When Kelly finishes setting the tray down, she scans the yard, her eyes searching for reassurance. Andi meets her gaze and opens her arms. Kelly goes to her without hesitation, melting into Andi’s embrace. This time there’s laughter—a soft, surprised sound as Andi spins her before setting her down. It’s not the desperate grip from that night. It’s the hug of a teenager who’s starting to believe she gets to stay.
Inside, Mom and Dad are hunched over paperwork with the attorney, their voices low and serious. They’re pursuing foster placement first, then adoption. Detective Burns ensured Kelly’s statement was recorded with care and flagged as protected testimony. Kelly is no longer just a runaway girl with a gun. She’s a witness. A survivor. That matters.
It’s been fourteen days since the night Rhoades broke into our house. Fourteen days of media chaos, legal filings, patrol cars parked outside, and rumors swirling about Rhoades fleeing the country. And fourteen days of Andi pretending she isn’t waiting for the next blow.
I slide behind her at the fire and wrap my arms around her waist. She leans back into me, her fingers tracing absent patterns along my forearm, grounding herself—and me. The warmth of her body, the scent of her hair, the steady rhythm of her breathing—all of it anchors me in the present.

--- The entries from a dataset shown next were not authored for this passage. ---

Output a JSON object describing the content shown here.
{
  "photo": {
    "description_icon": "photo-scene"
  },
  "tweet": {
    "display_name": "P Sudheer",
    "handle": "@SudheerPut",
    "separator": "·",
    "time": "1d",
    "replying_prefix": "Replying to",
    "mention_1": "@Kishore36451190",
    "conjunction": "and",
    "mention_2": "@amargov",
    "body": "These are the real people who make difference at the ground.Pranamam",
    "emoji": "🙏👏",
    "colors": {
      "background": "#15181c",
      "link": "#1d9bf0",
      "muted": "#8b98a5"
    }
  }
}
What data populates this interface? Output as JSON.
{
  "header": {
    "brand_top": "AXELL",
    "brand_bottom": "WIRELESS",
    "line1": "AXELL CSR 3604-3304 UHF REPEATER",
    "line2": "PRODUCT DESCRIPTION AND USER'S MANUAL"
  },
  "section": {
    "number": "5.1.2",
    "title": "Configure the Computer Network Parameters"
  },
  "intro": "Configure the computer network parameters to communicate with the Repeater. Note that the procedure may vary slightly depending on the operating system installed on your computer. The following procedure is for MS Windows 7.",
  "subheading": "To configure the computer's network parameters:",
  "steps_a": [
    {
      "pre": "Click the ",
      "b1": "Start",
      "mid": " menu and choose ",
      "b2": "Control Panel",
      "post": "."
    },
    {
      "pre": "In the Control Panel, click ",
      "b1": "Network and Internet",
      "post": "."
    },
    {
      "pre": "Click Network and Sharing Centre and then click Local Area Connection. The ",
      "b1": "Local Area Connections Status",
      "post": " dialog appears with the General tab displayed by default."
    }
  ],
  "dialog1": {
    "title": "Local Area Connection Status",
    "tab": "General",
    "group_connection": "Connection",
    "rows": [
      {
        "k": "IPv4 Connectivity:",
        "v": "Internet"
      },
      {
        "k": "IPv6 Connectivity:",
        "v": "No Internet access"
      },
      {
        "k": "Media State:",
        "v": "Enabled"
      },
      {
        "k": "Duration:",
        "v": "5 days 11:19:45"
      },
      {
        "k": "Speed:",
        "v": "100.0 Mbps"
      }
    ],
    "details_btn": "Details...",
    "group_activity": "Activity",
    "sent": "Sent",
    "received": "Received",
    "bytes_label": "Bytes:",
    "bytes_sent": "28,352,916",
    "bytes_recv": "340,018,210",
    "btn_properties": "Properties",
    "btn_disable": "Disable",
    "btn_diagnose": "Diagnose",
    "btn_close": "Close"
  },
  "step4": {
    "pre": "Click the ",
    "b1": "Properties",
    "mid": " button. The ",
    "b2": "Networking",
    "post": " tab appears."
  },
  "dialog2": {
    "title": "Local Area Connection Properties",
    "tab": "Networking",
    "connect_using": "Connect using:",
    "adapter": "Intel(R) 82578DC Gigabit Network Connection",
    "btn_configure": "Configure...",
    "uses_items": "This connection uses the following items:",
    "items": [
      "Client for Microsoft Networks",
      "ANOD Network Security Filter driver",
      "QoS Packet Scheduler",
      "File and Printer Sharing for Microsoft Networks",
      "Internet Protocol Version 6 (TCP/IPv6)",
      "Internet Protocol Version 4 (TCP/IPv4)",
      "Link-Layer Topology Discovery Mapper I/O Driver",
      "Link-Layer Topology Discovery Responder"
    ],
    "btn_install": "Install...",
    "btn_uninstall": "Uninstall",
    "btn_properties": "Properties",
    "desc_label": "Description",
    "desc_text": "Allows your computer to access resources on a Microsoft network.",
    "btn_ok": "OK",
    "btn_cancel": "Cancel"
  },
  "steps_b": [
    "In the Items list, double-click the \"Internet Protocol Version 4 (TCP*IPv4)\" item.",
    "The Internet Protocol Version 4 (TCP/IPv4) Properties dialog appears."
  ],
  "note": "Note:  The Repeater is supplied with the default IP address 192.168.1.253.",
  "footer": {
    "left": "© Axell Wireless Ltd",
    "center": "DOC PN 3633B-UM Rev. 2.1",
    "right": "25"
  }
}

I used to think marriage was just a symbol. Now I understand it as something more: a lifeline. I almost lost her. That changes a man.
“I’m serious,” I murmur into her hair. “Vegas. Tomorrow.”
She laughs softly, the sound vibrating against my chest. “You’ve suggested Vegas every day this week.”
“I’ll keep asking until you say yes.”
She twists to look up at me. There’s love in her eyes, but also caution. “We’re not done yet,” she says quietly. “Not legally.”
She’s right. The Department of Justice handed the Rhoades case to the FBI three days after Kelly’s statement. Financial subpoenas. Search warrants. Offshore accounts frozen. The youth center review was abruptly “paused pending outcome of federal investigation.” Funny how that works—when the FBI shows up, boards get braver.
I kiss the side of Andi’s head. “We’re stronger together.”